Happy with how the report had turned out, Gary turned his attention to a different report he was tasked with. This one, however, would have to be crafted by himself and not from a pre-existing template. He opened up a new document and prepared a simple outline in his mind.
It all started with the cursor, its metronomic blinking reminded him of every second that was slipping away from him. There was no peace to be found in its periodic blinking – every occurrence of the blink took him one step closer to the end. Deadlines would come and go, empires would rise and fall, but the cursor would blink, unaware and apathetic of what happens on the other end of the screen.
A blinking cursor would never have attracted his attention before. The blink represented precision – every blink evenly spaced in time. The cursor was symbolic of an eager assistant ready to record every thought for posterity. Right now though, the blink represented not the warm gaze of an empty canvas waiting. It represented the cold stare of a malevolent entity, watching him like a predator, counting down the seconds until he engaged in fight or flight.
And then, as suddenly as it had emerged, the dark shadow lifted off the cursor. Gary snapped out of the trance, his attention retracting into him once again. Gone was any semblance of symbolism in the cursor. In its place was a simple cursor, blinking in digital precision, awaiting his inputs.

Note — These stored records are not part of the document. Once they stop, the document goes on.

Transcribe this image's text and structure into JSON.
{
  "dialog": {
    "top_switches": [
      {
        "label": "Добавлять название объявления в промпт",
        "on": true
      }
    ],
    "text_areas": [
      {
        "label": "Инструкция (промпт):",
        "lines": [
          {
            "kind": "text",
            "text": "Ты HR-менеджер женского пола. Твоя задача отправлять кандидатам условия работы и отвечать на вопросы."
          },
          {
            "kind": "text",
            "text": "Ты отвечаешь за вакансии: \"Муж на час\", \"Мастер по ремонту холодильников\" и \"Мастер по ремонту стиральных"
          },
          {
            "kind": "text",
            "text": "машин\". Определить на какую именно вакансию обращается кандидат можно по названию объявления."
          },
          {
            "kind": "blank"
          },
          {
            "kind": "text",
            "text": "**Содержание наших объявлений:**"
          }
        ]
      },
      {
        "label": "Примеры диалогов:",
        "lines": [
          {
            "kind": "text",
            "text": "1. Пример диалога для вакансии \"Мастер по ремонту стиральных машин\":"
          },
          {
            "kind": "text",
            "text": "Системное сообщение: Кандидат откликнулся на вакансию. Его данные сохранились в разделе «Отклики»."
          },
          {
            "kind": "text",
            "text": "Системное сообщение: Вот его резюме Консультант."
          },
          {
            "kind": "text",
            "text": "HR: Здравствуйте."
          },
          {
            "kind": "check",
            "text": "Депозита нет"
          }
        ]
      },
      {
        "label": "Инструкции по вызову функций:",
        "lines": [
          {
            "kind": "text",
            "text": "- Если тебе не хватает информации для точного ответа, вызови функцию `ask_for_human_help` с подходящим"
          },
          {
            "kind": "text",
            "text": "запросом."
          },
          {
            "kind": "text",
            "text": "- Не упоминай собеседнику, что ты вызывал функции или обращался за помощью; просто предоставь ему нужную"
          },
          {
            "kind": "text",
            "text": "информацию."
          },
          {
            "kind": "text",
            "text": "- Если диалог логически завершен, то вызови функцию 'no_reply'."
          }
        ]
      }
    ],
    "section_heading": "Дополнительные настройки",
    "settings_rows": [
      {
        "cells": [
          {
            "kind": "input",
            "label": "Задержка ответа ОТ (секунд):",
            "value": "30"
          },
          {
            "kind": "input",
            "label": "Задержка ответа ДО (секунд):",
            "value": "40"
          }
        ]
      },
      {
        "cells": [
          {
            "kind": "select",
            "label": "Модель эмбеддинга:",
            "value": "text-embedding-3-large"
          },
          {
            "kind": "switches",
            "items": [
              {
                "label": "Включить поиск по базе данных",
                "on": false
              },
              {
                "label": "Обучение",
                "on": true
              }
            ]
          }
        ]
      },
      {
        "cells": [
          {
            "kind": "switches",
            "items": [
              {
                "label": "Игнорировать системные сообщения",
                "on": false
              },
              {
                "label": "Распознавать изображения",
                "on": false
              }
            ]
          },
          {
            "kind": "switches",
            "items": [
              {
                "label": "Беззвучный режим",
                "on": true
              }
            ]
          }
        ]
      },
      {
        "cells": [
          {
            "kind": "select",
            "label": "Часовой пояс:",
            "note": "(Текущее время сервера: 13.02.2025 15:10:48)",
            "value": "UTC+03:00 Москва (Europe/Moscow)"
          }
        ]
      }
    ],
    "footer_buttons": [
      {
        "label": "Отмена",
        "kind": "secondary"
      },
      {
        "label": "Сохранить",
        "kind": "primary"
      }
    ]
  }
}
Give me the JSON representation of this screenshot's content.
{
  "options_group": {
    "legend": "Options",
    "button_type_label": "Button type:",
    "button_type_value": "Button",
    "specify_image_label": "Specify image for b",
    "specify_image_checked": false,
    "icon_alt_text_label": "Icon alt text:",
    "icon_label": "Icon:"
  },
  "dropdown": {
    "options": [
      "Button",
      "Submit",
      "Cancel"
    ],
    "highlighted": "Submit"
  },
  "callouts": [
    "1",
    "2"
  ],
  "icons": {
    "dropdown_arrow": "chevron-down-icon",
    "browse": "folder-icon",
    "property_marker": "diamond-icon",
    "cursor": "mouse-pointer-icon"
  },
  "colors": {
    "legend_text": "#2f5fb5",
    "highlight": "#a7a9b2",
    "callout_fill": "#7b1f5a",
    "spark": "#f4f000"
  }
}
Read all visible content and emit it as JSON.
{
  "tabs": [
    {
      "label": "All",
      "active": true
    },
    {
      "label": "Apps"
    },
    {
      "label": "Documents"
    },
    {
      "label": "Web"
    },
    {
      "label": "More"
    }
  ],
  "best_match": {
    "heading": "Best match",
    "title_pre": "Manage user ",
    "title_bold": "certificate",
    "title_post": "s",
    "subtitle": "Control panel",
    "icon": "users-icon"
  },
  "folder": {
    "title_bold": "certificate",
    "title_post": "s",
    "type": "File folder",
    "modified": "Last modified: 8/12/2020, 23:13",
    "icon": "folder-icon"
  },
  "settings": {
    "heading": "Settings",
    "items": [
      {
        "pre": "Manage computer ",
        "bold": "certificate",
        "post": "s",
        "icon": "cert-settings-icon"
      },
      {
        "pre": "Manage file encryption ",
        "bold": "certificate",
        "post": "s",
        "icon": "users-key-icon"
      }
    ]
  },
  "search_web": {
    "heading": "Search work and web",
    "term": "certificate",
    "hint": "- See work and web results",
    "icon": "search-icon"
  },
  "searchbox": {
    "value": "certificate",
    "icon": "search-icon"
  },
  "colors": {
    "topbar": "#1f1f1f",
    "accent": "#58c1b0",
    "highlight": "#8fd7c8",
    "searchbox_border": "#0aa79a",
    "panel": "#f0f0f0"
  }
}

It took some effort but Gary was able to peel his eyes off the screen. He glanced at his wristwatch. It read 1:30. A wave of confusion washed over Gary, and he double-checked the time. He poked his head over his cubicle – most of the other cubicles were empty, their occupants away for lunch. Gary was confused, but happy. He could have his lunch now.
He got up from his chair, locked his computer and turned off the screen. This wasn’t so bad after all. It was finally time. Time for his lunch break.